Reno flood dangers pass; Sierra rain turned snow
RENO, Nev. (AP) — Residents of northern Nevada and the Sierra were relieved to be gathering up sand bags instead of flood debris Monday after a sudden shift in the weekend weather turned rain into snow, keeping rivers and streams largely within their banks in Reno, Sparks and Truckee, Calif.
Rescue crews searched for a homeless man in Reno who reportedly fell into the Truckee River off a limb Sunday night. They had no confirmed reports of any injuries or serious property damage.
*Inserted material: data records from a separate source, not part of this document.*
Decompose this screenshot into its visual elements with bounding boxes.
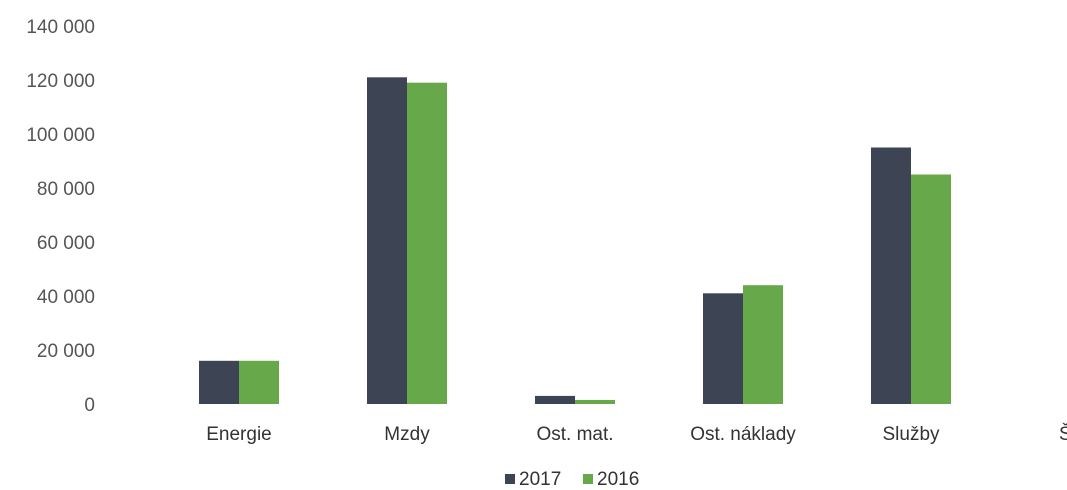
x-category-label: Energie	[206, 424, 272, 445]
legend-swatch-2017	[505, 474, 515, 484]
x-category-label: Služby	[882, 424, 940, 445]
y-tick-label: 140 000	[26, 17, 95, 38]
x-category-label: Mzdy	[384, 424, 430, 445]
x-category-label: Ost. náklady	[690, 424, 796, 445]
bar-2016-4	[743, 285, 783, 404]
y-tick-label: 80 000	[37, 179, 95, 200]
y-tick-label: 120 000	[26, 71, 95, 92]
bar-2016-1	[239, 360, 279, 404]
y-axis: 140 000 120 000 100 000 80 000 60 000 40 000 2…	[26, 17, 95, 416]
x-category-label: Ost. mat.	[536, 424, 613, 445]
bar-2016-5	[911, 174, 951, 404]
y-tick-label: 40 000	[37, 287, 95, 308]
y-tick-label: 60 000	[37, 233, 95, 254]
bar-2016-2	[407, 82, 447, 404]
bar-2017-1	[199, 360, 239, 404]
x-axis: Energie Mzdy Ost. mat. Ost. náklady Služby ŠZ…	[206, 423, 1067, 445]
bar-2017-5	[871, 147, 911, 404]
x-category-label: ŠZM	[1059, 423, 1067, 445]
legend: 2017 2016	[505, 469, 639, 490]
legend-swatch-2016	[583, 474, 593, 484]
bar-2017-2	[367, 77, 407, 405]
legend-label-2017: 2017	[519, 469, 561, 490]
legend-label-2016: 2016	[597, 469, 639, 490]
bar-2016-3	[575, 399, 615, 404]
y-tick-label: 100 000	[26, 125, 95, 146]
bar-2017-4	[703, 293, 743, 404]
bar-2017-3	[535, 395, 575, 404]
y-tick-label: 20 000	[37, 341, 95, 362]
bars	[199, 77, 951, 405]
y-tick-label: 0	[84, 395, 95, 416]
More rain was forecast to move into the Sierra on Tuesday night and Wednesday, but precipitation on the eastern side of the Sierra front was expected to total only a few inches, significantly less than last week's storm that brought more than 6 inches to Truckee and nearly 4 inches in south Reno.
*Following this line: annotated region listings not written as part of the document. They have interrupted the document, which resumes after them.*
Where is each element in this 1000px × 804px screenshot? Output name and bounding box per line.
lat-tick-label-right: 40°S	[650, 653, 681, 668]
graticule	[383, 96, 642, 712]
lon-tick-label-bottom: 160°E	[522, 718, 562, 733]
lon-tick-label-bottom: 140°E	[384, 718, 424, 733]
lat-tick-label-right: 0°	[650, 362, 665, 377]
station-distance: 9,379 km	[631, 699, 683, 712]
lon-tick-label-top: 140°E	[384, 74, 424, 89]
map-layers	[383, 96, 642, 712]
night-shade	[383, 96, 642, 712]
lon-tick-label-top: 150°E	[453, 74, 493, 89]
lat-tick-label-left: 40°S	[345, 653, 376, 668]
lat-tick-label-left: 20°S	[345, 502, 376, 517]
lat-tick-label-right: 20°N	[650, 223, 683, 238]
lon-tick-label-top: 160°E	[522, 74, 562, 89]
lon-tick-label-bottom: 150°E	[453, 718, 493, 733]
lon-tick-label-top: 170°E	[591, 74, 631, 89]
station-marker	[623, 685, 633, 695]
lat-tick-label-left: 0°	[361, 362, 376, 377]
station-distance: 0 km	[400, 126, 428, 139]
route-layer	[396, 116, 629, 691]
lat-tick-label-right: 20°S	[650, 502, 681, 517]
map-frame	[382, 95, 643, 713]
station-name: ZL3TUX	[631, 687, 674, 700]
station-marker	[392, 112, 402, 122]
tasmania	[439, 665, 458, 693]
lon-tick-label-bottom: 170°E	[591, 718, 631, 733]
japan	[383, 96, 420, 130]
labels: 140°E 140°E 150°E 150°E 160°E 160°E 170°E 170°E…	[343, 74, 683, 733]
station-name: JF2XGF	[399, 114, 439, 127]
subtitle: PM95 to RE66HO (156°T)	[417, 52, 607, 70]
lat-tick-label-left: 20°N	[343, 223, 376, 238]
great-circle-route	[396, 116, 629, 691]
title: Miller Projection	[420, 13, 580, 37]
Businesses owners had braced for the worst and piled hundreds of sand bags along the Truckee River in anticipation of flooding over the weekend, especially in the industrial areas of east Reno and Sparks that were hardest hit by 1997 flood.
"We were lucky," Sparks Assistant City Manager Steve Driscoll said.
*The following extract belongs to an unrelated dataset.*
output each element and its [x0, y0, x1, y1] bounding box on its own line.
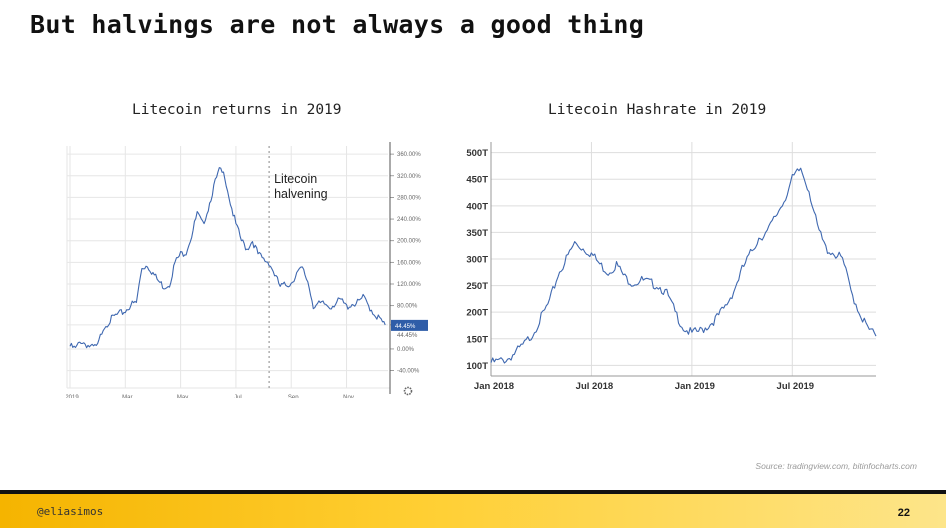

"We dodged a bullet," added Gary Barbato, a National Weather Service hydrologist in Reno.
The danger passed Sunday afternoon as the colder weather brought the snow level down in the mountains and river flows peaked well below flood level in east Sparks.
"Just when we were expecting the heaviest rain, it turned to snow," Squaw Valley Fire Chief Peter Bansen said.